Hold on!
「タロ」
「きゃっ!?」
呼んで、少年らしさを残した胸の内に、大して慌てた様子もなくわたしを抱き込む。
学園で、しかもわたし達、まだ付き合ってもないのに────あくまでも、「まだ」だ────いきなり何をするのかと、熱くなる頬を無視してハルトさんを諌めようと向き直る。
「っ」
小さく息を呑む。
勝負のときにもごくまれに見せる、ハルトさんの鋭い眼差し。
なんで今? と思いながらよく見れば、ハルトさんの手にはモンスターボールが握られている。
彼のものかと思ったのも束の間、情熱的なハグとは裏腹に、わたしの方をチラと見るだけであっさり放された。
「はいコレ」
「ごめんなさい、それとありがとう! タロちゃんには当たってない……?」
「……大丈夫みたいだよ」
スタスタと歩いて、女子生徒(何度か話したこともあるリーグ部所属の後輩だった。けど何故かわたしのことをちゃん付けで呼ぶ)にボールを手渡すハルトさん。
なるほど。どうやらあの子が投げたボールの片方がわたしの方まで飛んできたのをキャッチしてくれたらしい。
(全然気が付かなかった)
スグリくんから聞いた話だけど、彼は随分と反射神経がいいらしい。
そこそこの速さで飛んできたモチを避けていたんだとか。……モチが飛んでくるって何? とは思ったけど、少なくとも反射神経については誇張なしで語ってくれていたみたいだ。
「ごめんなさいタロちゃん!」
「う、ううん! 気にしないでくださいね!」
「気にしなくてもいいけど気をつけて。ダブルバトルの時はボール二個持ちだし、手の大きさと相談して、無理せず両手で投げてもいいと思うよ」
「うん、ありがとう留学生さん!」
スマートにやり取りを済ませてこちらに戻ってくるハルトさん。
「ボールから出てきたポケモンとぶつかることもあるし、ああいうのって早めに捕らないと危ないんだよね」
「……わかってても難しいと思います」
「そうかな?」
「そうです!」
「まあ、何はともあれタロに怪我がなくてよかった」
ふっと柔らかく笑うハルトさん。安心したというのがよくわかる表情。
さっきまで強ばっていた顔が和らぐのを見て、再び血の巡りがよくなるのを自覚する。
どんどん頬が熱くなる。アカマツくんの料理を食べたときみたいな、逃げ場のない熱の高まり。

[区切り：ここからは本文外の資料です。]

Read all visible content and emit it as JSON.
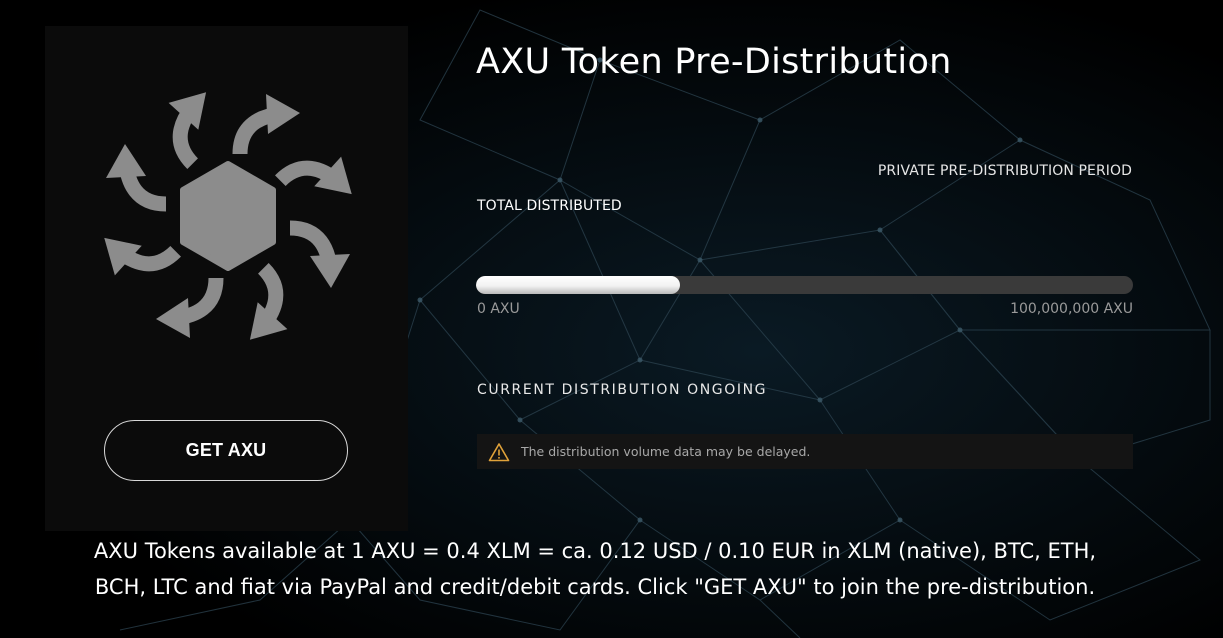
{
  "colors": {
    "background": "#000000",
    "card": "#0b0b0b",
    "logo": "#8c8c8c",
    "progress_track": "#3a3a3a",
    "progress_fill": "#ffffff",
    "warning": "#e0a23a"
  },
  "logo": {
    "icon": "axu-hexagon-arrows-logo"
  },
  "cta": {
    "label": "GET AXU"
  },
  "header": {
    "title": "AXU Token Pre-Distribution"
  },
  "distribution": {
    "period_label": "PRIVATE PRE-DISTRIBUTION PERIOD",
    "total_label": "TOTAL DISTRIBUTED",
    "progress_fraction": 0.31,
    "min_label": "0 AXU",
    "max_label": "100,000,000 AXU",
    "status_label": "CURRENT DISTRIBUTION ONGOING"
  },
  "notice": {
    "icon": "warning-triangle-icon",
    "text": "The distribution volume data may be delayed."
  },
  "footer": {
    "line1": "AXU Tokens available at 1 AXU = 0.4 XLM = ca. 0.12 USD / 0.10 EUR in XLM (native), BTC, ETH,",
    "line2": "BCH, LTC and fiat via PayPal and credit/debit cards. Click \"GET AXU\" to join the pre-distribution."
  }
}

かわいいだけじゃない。助けてくれて、心配してくれて。……なんだか悔しくなるぐらいに、今のハルトさんはかっこよく見えた。
「……タロも気をつけてね」
「え? わたしも……ですか?」
「うん。タロも手、小さいから。女の子だからかな」
パッと手を取られて、確かめるように、愛でるようになぞられる。
いきなりなのに。でも嫌じゃない。
「ハルトさんこそ」
そう言って、わたしの方からも彼の手を取る。
きゅっと指を絡めると、やっと年相応に驚いた表情で顔を赤くするハルトさん。かわいいけど、逆に今までの行為はわたしを意識してくれてのものじゃなかったんだなと、打算的なわたしが内心で口を尖らせている。
「人のことを言えるほど、手、大きくないでしょう?」
柄にもない強がりは無力にも、いつの間にか大きくなってきていた彼の手に落ちていった。